Charles Blair
IN 1955 AS A twenty-one year old junior at Harvard, I had brunch with Kenneth Burke, and the well known poets Kenneth Fearing and Alan Tate. This delicious meal was consumed at the old Automat on Broadway. At a gap in the conversation I remember looking out across the street to the old Lexmark Theatre where the movie Picnic starring Kim Novak and William Holden was playing. As we sat eating twenty five cent automat sticky buns and seventy five cent egg, and bacon dishes (and free single English muffins) we talked about modern poets. Bruce Fearing, Kenneth Fearing’s son, introduced me to his father and Tate and KB as someone he just happened to have brought along to the breakfast. I remember Tate making some very funny remarks about “Red” Warren as a “border state personality” although he himself had been born in Southern Kentucky. I had heard of Alan Tate and the fugitive poets but not of Kenneth Burke. Tate and Burke did almost all of the talking. Bruce Fearing who knew everyone at Harvard and every literary figure in New York made a few remarks, but I was utterly silent. I do remember that during the meal Tate borrowed a large number of cigarettes from me.
“I bet you thought you were safe smoking Kools? Well you are never safe, not with a man as mad as I am to pack a blue coil of smoke against his belt buckle and blast it up into the stratosphere,” said Tate.
That line is burned into my memory but alas, I remember almost nothing else of what struck me as a brilliant conversation.
The two Kenneths did almost all of the talking until late in the breakfast when Burke turned to me and asked what I thought of Dylan Thomas. I knew almost nothing about Thomas but I was an asinine Harvard Square bohemian who had picked up a lot of stories from the Hayes Bickford intellectuals and so I repeated the one good story I thought I knew about him.
“Well, you know that he made a big scene at Radcliffe on his American tour in 1954,” I began and went on to relate the following tired and probably apocryphal tale:
“It was a very hot night in a theatre without any air conditioning. In a donnish bray a visiting English scholar gave a tepid introduction in which he compared Thomas to Owen Glendower, the Welsh Wizard and Ab Gwylim, the great Welsh bard. Thomas rose, strode to the microphone and recited four or five of his poems to an audience of about two hundred and fifty young women. His voice seemed thick and a bit slurred. He stumbled over an occasional consonant and repeated several of his lines, correcting himself as he went. After that he paused and mopped his brow with the tip of his filthy ascot. He looked about and asked if there were any questions.
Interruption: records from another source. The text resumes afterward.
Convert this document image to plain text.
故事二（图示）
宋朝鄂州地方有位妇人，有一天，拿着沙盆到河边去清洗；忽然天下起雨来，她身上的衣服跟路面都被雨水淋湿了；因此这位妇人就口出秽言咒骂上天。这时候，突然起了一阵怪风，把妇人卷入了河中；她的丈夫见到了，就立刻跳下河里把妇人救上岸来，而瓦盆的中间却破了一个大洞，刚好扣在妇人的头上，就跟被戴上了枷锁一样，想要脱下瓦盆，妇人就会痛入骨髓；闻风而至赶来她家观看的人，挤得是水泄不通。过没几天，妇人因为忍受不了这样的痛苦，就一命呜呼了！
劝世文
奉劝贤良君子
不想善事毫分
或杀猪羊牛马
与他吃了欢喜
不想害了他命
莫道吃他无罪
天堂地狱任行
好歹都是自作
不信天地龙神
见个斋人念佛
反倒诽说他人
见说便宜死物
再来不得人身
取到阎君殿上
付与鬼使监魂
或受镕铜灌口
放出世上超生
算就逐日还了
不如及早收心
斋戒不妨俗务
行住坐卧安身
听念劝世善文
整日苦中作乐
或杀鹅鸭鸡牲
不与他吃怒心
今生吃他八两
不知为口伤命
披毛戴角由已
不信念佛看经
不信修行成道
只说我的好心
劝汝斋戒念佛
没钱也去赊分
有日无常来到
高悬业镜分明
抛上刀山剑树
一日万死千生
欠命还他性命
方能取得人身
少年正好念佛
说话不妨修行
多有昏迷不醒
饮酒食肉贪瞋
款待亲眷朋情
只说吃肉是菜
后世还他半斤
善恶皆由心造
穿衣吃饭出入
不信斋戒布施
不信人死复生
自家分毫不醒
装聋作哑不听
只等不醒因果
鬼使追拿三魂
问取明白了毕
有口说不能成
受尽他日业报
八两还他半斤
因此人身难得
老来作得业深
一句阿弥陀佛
“What does your poem Fern Hill really mean?” This question from a young woman in the back in a powerful penetrating voice.
Dylan Thomas tore off his ascot and mopped his face. He began an impressive series of throat clearings and harrumphs. Finally he walked to the apron of the stage and peered out into the audience.
“I guess it means what it means. It means I would like to screw you all,” he said.
Then Thomas straightened himself, dropped his script to the floor and walked rapidly into the wings.
Burke looked at me and the corners of his mouth twitched a little. He was not amused.
“That man wrote that ‘song is a burning and crested act, the fire of birds into the dodged night’.”
“At Harvard they call him a great minor poet,” said Fearing coming quickly to my aid.
Burke disagreed with the sages of the Harvard English Department and argued that he was a great poet. I don’t remember his arguments but I recall that Tate nodded vigorously in assent. I remember feeling wired from three cups of strong coffee and worried that Burke would engage me again when he finished his soliloquy.
After Burke’s speech of praise, Bruce stood up and excused us both on the ground that he had important business with a landlord in the village and we left them to their talk of modern poets.
“You really should read this Kenneth Burke guy. It is great exercise for your mind if you put yourself out to understand him,” said Bruce as we walked to the subway.